Eu não gosto muito de velórios e funerais. Acho que ninguém gosta, pra dizer a verdade. Não, isso não é uma mudança que percebi em mim, porque nunca gostei de funerais. Mas hoje eu vi um filme daqueles feitos pra menininha chorar. Confesso que gosta do gênero romântico-trágico, mas tem que ter uma daquelas boas tragédias que fazem as interpretações ruins serem algo secundário no filme. E daí que me chega à cena do funeral de uma personagem não muito importante, mas que era quem dava alicerce pra um dos protagonistas. O guri desabou. Desabou de todas as formas possíveis. Desabou sobre a mesa, sobre a cama, sobre as alegrias de uma promoção que ele tanto esperava, desabou sobre a vida.

E daí? E daí que eu me vi pensando exatamente como aquele protagonista. O que eu faria no lugar dele? E refleti sobre como venho lidando com as perdas desde sempre. As minhas perdas sempre foram muito sentidas, mas o lema de que seguir a vida era o mais importante sempre foi lei. Vi que eu nunca parei para sentir o que perdi, nunca desabei de uma vez só. Tudo bem que parte disso se deve à minha bipolaridade emocional, mas aquele desconforto e angústia que eu via na televisão não me deixavam parar de pensar.

Algumas perdas me abateram, me fizeram perder o chão por 30 minutos e depois voltar a rir do mundo. Já me peguei escrevendo pra alguém que se foi, ouvindo uma música que já não fazia mais sentido – algumas delas me surpreenderam. O modo com que lidei com as perdas num passado não tão distante e como lido com elas nos dias de hoje é que me fizeram ver a tal mudança que sinaliza o que estou me tornando. É extremamente assustador ver que não dou valor à perda de um rabisco de algum amigo ou daquela carta de amor de infância. Não ligo mais se perco meu filme favorito enquanto este passa como se esperasse por mim. Perder um amor é tratado como se não tivesse sido amor. Essa indulgência que criei na forma de tratar minhas perdas me faz pensar se esse é o jeito realmente certo de lidar com elas.

Por um lado, me torno livre da culpa e da saudade. Por outro, me torno insensível e futurista demais. E isso me faz sentir falta de mim mesmo. Me faz sentir a perda daquele guri de 10 anos de idade que ficava inconsolável por qualquer mínima perda que tenha ocorrido. Fosse por aquele carrinho dourado ou aquela namoradinha que nunca deu atenção. A gente cresce e aprende que algumas coisas são perdidas pelo caminho. Mas não admitir as perdas e não se deixar tomar pelo luto, mesmo que momentâneo, é a maior perda possível. E eu me deixei levar por aquela triste trama que se desenrolava na TV – o que só me fez perceber o porquê de eu não gostar de funerais.
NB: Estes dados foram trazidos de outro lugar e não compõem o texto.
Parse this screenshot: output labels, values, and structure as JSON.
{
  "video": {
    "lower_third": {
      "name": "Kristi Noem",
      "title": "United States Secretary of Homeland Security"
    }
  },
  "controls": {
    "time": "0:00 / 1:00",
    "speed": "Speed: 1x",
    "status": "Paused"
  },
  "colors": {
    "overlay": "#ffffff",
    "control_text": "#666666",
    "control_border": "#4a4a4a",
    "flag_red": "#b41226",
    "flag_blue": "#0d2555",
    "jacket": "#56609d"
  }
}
Eles são a constatação mais forte de uma perda. Uma pena não fazermos funerais pra cada perda que temos.

E, antes de terminar o filme, tive um indício de que algumas mudanças são realmente positivas. Me senti perdendo o chão como aquele guri na tela. E chorei feito uma menininha até o final do filme pela primeira vez na minha vida.